Come detto, la rivalità tra Stati Uniti e Cina, la pressione esercitata dai tech giants dei rispettivi Paesi e soprattutto l’assenza di un’architettura giuridica internazionalmente valida e riconosciuta costituiscono un potenziale di rischio enorme per la sicurezza europea, anche a fronte del tentativo dell’UE di dotarsi di un primo strumento regolatore di questo genere. È giusto sottolineare come le medesime preoccupazioni siano in realtà condivise dalle tre grandi potenze: lo scorso ottobre, il Presidente degli Stati Uniti, Joe Biden, passava un ordine esecutivo per un’IA sicura, protetta e affidabile mentre Pechino negli ultimi mesi si è attivata per adottare diversi regolamenti in materia allo scopo di prevenire gli utilizzi scorretti senza però ostacolarne l’innovazione. Dopotutto, da un punto di vista geopolitico, l’IA è tutto fuorché un gioco a somma zero e gli investimenti condotti da Cina e Stati Uniti lo dimostrano più di ogni altra considerazione. Alla luce di ciò, è lecito chiedersi il motivo per il quale, nonostante l’evidente condivisione di ideali tra i principali protagonisti, i presupposti per iniziare un dialogo da cui far nascere un’architettura giuridica sovranazionale appaiano ancora lontani. Una possibile spiegazione è da rintracciarsi nell’attuale disequilibrio di potere in ambito IA dovuto alla posizione preponderante tenuta da tech giants statunitensi e cinesi. Queste società, possedendo gli algoritmi che governano l’IA, hanno di fatto facilitato un processo di balcanizzazione dei diversi ecosistemi tecnologici che mina ogni prospettiva di interoperabilità. Sotto molti punti di vista queste società appaiono internazionalmente più “rilevanti” in materia di IA delle nazioni stesse, tanto che quest’ultime assumono oggi un ruolo clientelare, inequivocabilmente subordinato. L’AI Act europeo nasce proprio da queste considerazioni e ha come obiettivo il rafforzamento della posizione globale dell’UE all’interno del campo da gioco dell’intelligenza artificiale. Così come accaduto per il GDPR, Bruxelles si presenta come un arbitro in grado di fornire agli altri giocatori un pacchetto di regole necessarie e facilmente replicabili.

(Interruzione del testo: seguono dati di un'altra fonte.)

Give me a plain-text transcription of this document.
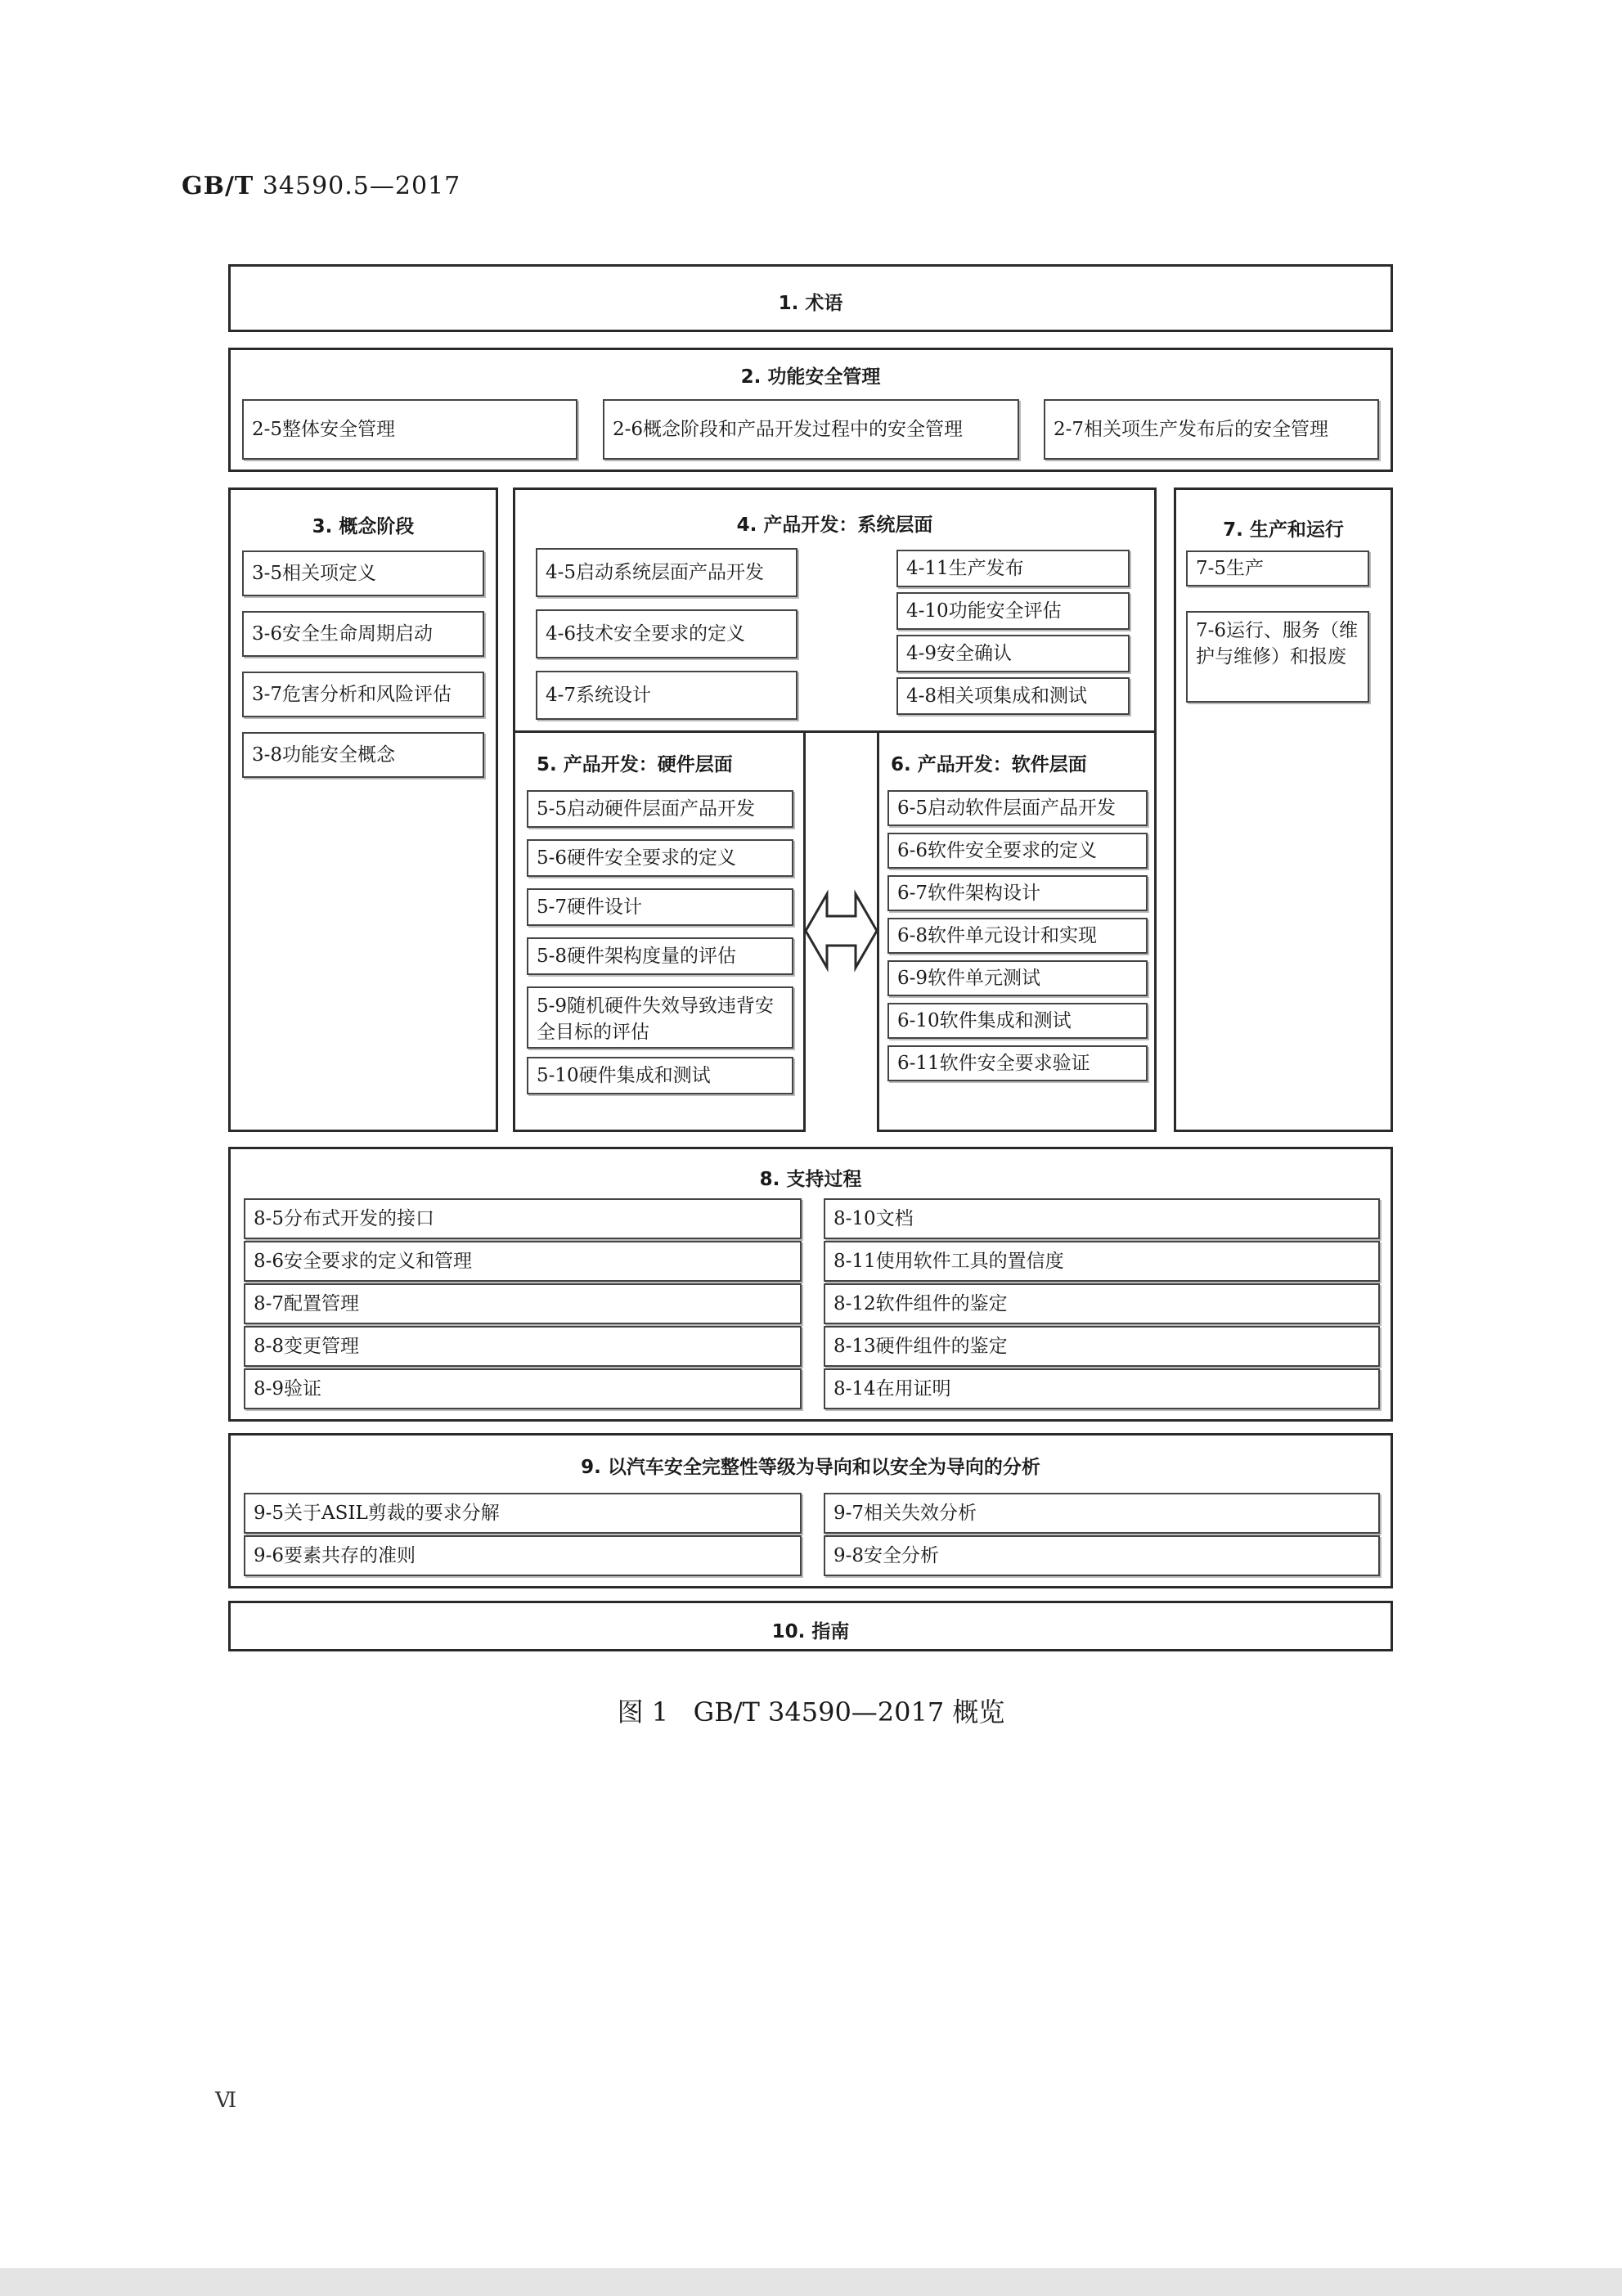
GB/T 34590.5—2017
1. 术语
2. 功能安全管理
2-5整体安全管理	2-6概念阶段和产品开发过程中的安全管理	2-7相关项生产发布后的安全管理
3. 概念阶段
3-5相关项定义
3-6安全生命周期启动
3-7危害分析和风险评估
3-8功能安全概念
4. 产品开发：系统层面
4-5启动系统层面产品开发
4-6技术安全要求的定义
4-7系统设计
4-11生产发布
4-10功能安全评估
4-9安全确认
4-8相关项集成和测试
5. 产品开发：硬件层面
5-5启动硬件层面产品开发
5-6硬件安全要求的定义
5-7硬件设计
5-8硬件架构度量的评估
5-9随机硬件失效导致违背安全目标的评估
5-10硬件集成和测试
6. 产品开发：软件层面
6-5启动软件层面产品开发
6-6软件安全要求的定义
6-7软件架构设计
6-8软件单元设计和实现
6-9软件单元测试
6-10软件集成和测试
6-11软件安全要求验证
7. 生产和运行
7-5生产
7-6运行、服务（维护与维修）和报废
8. 支持过程
8-5分布式开发的接口
8-6安全要求的定义和管理
8-7配置管理
8-8变更管理
8-9验证
8-10文档
8-11使用软件工具的置信度
8-12软件组件的鉴定
8-13硬件组件的鉴定
8-14在用证明
9. 以汽车安全完整性等级为导向和以安全为导向的分析
9-5关于ASIL剪裁的要求分解
9-6要素共存的准则
9-7相关失效分析
9-8安全分析
10. 指南
图 1 GB/T 34590—2017 概览
Ⅵ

In conclusione, l’IA è sempre più in grado di plasmare le dinamiche geopolitiche e quelle in materia di sicurezza. Quasi a sorpresa, l’Unione Europea si è mossa con buon tempismo nel cercare, da un lato, di non rimanere attardata nella corsa alla supremazia tecnologica e, dall’altro, fornire regole d’ingaggio precise e trasparenti che ne tutelino gli operatori. Tuttavia, in un contesto geo-tecnologico in costante mutazione e fortemente influenzato da una “corsa agli armamenti” dettata dalle agende economiche dei tech giants, Bruxelles ha di fronte a sé una sfida difficile: da un alto rinvigorire programmi e le risorse messe a disposizione per lo sviluppo in ambito IA e, dall’altro, guidare la discussione mondiale. In particolare, avendo optato per la strada della regolamentazione, sarà necessario far pesare la scelta sui tavoli internazionali affinché l’AI Act diventi un punto di partenza per la costruzione di un regime multipolare e sovranazionale in grado di disciplinare la materia e i key players coinvolti.